Part of what he said:
"It's that fundamental belief -- I am my brother's keeper, I am my sister's keeper -- that makes this country work. It's what allows us to pursue our individual dreams, yet still come together as a single American family. ...
"Yet even as we speak, there are those who are preparing to divide us, the spinmasters and negative ad peddlers who embrace the politics of anything goes.
"Well, I say to them tonight, there's not a liberal America and a conservative America -- there's the United States of America. There's not a black America and white America and Latino America and Asian America; there's the United States of America."

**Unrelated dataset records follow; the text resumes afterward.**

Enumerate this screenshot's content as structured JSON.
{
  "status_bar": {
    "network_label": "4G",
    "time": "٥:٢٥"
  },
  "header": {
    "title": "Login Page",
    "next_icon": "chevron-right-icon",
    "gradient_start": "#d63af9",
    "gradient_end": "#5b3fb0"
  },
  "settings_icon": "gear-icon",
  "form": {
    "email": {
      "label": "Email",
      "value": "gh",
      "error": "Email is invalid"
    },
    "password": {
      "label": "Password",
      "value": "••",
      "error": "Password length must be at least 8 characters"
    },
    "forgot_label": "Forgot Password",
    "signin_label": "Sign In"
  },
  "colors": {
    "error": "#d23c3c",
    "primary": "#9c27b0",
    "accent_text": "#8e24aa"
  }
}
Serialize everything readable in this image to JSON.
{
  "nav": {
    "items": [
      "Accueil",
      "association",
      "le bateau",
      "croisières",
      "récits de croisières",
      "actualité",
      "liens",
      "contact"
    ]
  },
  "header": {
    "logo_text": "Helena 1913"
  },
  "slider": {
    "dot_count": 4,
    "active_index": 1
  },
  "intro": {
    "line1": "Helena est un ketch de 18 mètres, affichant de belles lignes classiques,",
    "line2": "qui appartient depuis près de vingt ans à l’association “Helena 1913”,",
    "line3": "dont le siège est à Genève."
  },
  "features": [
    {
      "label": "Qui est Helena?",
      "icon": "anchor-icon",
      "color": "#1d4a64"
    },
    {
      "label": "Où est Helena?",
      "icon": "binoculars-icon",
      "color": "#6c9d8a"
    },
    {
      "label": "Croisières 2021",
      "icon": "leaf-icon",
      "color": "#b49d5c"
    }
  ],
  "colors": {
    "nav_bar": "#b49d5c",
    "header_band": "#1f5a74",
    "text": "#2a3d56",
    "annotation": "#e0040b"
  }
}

Defining moment II: Obama speaking to a huge crowd in Chicago's Grant Park the night he won the election:
"There will be setbacks and false starts. There are many who won't agree with every decision or policy I make as president. And we know the government can't solve every problem.
"But I will always be honest with you about the challenges we face. I will listen to you, especially when we disagree. And, above all, I will ask you to join in the work of remaking this nation, the only way it's been done in America for 221 years -- block by block, brick by brick, calloused hand by calloused hand."